At the end of October 1816, Marcellin visited the dying Jean Baptiste Montage. Champagnat was horrified that this seventeen year old boy who looked more like a scrawny child of twelve was totally ignorant of the basic beliefs of the Catholic faith. He knew that there were many young people like Jean who were poor and lacked knowledge of religion and God. This event motivated him to act.

On 2 January 1817, Marcellin encouraged two young men Jean-Marie Granjon and Jean-Baptiste Audras, to join him in forming the nucleus of the Marist Brothers. Others soon followed. La Valla thus became the birthplace of the Marist Brothers.

The first Brothers were young country men, most of whom were between 15 and 18 years old. They were more used to hard work in the fields than to prayer, intellectual work and working with children and the uneducated.

Marcellin motivated these teenagers with his enthusiasm for teaching and spreading the gospel. He lived among them, like one of them. He taught them how to pray and to live in religious community as Brothers, and how to be teachers and religious educators themselves.

Very soon, he sent them into the most remote villages to teach the children, and sometimes the adults as well, the basics of religious knowledge, and of reading and writing. Between 1817 and 1824, he started a traditional primary school at La Valla and used it as a teacher training centre for his young Brothers.

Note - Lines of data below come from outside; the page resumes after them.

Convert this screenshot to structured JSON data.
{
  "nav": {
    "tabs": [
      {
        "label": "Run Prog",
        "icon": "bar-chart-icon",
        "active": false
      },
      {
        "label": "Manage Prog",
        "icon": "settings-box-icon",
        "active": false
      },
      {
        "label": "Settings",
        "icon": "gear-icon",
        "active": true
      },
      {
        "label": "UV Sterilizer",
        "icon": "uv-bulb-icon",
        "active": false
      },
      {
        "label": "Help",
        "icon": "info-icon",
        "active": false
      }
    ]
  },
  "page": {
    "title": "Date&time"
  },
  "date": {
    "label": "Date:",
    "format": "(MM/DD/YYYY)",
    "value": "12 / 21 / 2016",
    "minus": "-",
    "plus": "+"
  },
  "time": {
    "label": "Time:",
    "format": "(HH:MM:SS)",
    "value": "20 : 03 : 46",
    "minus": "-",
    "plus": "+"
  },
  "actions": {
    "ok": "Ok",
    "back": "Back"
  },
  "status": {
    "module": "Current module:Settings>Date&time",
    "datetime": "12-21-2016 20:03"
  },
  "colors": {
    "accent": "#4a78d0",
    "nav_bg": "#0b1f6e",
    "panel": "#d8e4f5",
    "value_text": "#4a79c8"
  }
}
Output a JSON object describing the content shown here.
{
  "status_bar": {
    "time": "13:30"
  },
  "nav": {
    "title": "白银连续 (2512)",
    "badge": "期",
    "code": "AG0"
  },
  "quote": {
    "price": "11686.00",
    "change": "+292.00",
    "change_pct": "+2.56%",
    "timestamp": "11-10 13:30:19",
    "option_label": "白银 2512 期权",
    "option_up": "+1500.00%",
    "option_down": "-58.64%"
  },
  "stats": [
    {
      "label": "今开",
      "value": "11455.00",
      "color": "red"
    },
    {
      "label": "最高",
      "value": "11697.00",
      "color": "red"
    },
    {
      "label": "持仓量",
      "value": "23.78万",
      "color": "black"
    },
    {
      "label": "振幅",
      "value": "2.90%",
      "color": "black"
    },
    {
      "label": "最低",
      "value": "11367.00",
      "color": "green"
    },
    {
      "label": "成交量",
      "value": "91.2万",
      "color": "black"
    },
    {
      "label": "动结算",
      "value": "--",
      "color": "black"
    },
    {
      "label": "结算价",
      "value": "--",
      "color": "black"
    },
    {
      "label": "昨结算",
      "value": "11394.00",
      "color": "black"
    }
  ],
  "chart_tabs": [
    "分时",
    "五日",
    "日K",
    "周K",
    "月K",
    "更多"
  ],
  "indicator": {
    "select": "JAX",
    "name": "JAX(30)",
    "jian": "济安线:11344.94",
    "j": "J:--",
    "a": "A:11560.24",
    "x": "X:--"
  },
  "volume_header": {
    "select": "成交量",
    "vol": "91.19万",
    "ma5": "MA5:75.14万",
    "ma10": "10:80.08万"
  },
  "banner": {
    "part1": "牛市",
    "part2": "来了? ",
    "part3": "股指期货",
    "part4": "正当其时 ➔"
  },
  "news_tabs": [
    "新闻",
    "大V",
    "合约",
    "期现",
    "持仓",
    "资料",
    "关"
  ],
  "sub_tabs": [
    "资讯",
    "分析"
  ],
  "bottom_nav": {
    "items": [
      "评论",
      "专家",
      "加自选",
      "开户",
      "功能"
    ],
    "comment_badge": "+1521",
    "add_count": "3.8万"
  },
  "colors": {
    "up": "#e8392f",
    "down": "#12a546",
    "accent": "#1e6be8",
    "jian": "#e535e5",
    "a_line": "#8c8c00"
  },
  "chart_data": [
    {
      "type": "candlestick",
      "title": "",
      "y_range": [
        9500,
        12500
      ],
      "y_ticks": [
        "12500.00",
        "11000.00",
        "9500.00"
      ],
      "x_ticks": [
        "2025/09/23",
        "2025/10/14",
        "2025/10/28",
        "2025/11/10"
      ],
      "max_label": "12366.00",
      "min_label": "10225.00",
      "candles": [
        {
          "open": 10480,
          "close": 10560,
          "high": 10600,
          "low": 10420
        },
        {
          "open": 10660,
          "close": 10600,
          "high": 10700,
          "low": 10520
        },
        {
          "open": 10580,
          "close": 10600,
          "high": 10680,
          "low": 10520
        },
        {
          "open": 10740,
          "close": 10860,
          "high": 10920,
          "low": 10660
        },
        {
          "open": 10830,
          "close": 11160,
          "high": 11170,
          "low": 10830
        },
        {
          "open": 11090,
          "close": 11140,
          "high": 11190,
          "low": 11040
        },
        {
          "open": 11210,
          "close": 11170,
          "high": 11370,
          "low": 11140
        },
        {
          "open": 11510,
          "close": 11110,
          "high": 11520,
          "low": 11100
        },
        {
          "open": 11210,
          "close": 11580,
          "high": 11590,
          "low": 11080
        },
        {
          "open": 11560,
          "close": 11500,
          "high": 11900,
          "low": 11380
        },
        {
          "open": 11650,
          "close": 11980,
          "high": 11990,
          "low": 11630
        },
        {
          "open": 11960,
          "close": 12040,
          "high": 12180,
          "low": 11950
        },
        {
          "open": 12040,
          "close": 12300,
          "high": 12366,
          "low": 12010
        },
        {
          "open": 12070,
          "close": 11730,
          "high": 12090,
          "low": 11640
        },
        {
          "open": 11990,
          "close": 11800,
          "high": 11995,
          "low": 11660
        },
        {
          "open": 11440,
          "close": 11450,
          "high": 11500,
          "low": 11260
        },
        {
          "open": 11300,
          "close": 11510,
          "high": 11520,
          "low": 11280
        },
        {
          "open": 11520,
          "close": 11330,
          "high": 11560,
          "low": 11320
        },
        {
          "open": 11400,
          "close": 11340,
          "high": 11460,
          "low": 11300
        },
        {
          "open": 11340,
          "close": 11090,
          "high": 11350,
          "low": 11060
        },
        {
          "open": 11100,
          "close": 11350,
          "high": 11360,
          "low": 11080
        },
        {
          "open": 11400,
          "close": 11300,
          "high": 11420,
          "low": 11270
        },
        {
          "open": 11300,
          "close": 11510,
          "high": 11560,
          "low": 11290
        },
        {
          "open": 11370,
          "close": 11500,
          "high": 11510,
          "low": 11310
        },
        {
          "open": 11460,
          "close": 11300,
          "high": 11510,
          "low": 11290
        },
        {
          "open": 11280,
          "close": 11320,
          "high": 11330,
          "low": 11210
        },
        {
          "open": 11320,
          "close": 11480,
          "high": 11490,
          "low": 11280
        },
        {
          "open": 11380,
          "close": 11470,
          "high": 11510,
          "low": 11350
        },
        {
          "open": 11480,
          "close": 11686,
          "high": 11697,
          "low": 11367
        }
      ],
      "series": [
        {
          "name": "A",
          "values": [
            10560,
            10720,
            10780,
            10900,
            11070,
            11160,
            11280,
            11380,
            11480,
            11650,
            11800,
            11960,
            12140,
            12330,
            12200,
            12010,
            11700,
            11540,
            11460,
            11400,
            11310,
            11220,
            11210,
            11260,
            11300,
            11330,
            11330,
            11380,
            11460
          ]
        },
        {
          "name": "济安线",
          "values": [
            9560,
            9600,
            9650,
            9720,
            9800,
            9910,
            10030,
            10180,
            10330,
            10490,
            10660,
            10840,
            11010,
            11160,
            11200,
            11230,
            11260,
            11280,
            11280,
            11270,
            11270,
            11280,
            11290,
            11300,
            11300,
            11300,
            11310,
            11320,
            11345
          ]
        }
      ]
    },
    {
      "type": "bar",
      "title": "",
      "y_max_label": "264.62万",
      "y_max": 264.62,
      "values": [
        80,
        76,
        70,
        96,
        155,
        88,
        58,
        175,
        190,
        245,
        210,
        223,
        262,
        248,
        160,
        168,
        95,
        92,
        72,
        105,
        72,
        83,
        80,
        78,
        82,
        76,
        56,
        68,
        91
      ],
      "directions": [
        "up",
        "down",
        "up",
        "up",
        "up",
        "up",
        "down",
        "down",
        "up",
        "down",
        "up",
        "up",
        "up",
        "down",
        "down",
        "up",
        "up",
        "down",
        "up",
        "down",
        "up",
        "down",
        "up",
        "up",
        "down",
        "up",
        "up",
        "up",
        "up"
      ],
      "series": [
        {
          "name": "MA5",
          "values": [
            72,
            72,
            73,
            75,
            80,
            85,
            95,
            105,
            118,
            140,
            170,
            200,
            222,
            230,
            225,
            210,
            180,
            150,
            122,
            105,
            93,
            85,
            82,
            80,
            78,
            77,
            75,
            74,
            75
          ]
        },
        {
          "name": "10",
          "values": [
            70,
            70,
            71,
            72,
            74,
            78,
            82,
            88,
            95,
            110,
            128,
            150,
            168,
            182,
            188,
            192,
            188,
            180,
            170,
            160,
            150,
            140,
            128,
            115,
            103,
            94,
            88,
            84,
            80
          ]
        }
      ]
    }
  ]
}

Encouraged by the success of the school in La Valla, others were founded at Marlhes in 1819, in Saint-Sauveur-Street 1820, and in Bourg-Argental in 1822. But this success endangered the small congregation, which had little more than novices. In March 1822, eight applicants came from Haute-Loire, giving a new impetus to the institution, and allows the creation of new houses in Vanosc 1823, Saint-Symphorien-le-Chateau 1823, and Chavanay Charlieu 1824.

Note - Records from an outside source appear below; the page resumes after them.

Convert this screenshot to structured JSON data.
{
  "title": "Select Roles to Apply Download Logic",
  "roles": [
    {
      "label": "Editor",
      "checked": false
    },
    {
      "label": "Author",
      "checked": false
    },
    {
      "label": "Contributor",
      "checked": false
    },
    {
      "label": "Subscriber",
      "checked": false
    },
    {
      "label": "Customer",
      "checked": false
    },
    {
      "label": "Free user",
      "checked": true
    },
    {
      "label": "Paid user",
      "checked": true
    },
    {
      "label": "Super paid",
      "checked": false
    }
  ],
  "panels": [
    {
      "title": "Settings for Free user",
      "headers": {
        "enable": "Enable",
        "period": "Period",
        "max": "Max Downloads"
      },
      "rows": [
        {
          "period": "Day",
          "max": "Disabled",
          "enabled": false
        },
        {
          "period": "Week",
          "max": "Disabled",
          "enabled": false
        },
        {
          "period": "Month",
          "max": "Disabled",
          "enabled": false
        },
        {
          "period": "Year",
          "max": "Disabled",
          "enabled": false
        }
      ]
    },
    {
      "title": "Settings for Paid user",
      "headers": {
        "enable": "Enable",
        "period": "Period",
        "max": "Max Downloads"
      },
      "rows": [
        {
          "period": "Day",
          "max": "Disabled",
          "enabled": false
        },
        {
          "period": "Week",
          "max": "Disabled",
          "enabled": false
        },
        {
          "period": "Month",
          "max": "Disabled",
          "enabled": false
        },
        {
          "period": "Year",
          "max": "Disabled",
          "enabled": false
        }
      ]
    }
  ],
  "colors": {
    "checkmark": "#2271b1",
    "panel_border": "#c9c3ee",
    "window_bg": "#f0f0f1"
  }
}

Champagnat decided to build a novitiate on land purchased from the hermitage at St. Chamond. One sign of both his trust in God and the huge success the Brothers had become, was the building being designed to accommodate 150 people. The chapel was blessed on August 13, 1825. In 1837, Champagnat printed a Rule for his Brothers. Exhausted by his travels and his incessant efforts to gain recognition for his work with the authorities in Paris, and having been sick for a long time, Champagnat began preparing for his succession and Brother Francis was elected as Marcellin's replacement, on October 12, 1838.

Final years

After a long and painful illness caused by cancer Champagnat died on 6 June 1840, aged 51, at Our Lady of the Hermitage in the Gier River valley about 30 kilometres from where he had commenced his work He was buried on 8 June. He left this message in his spiritual Testament of May 18, 1840: "Let there be among you just one heart and one mind. Let it always be said of the Little Brothers of Mary as it was of the early Christians: See how they love one another!" By that time there were 280.4 Brothers and 48.8 Marist schools in France and Oceania (South Pacific), and by 1856 there were 300 houses and more than 1500 Brothers.

The Marist Brothers Institute was not formally approved until 1863 by Pope Pius IX. The educational philosophy of Champagnat was simple: to teach children one must love them, and secular subjects should be well taught as a means of children to the schools, where they would learn the basic elements of their faith. Champagnat saw God at the centre of life and the Virgin Mary as a sure means of attracting people to God.

Marcellin Champagnat was declared Venerable in 1920 by Pope Benedict XV beatified by Pope Pius XII on 29 May 1955, and canonised by Pope John Paul II on April 18, 1999. His feast day is observed in the Roman Catholic Church on 6 June. At their most numerous the Marist Brothers numbered about 10,000. In 2005 there were around 5,000 brothers.


To raise children, we must love them and love them equally.
I cannot see a child without wanting to tell them how much God loves them.

Let there be among you just one heart and one mind. Let it always be said of the Little Brothers of Mary as it was of the early Christians: See how they love one another!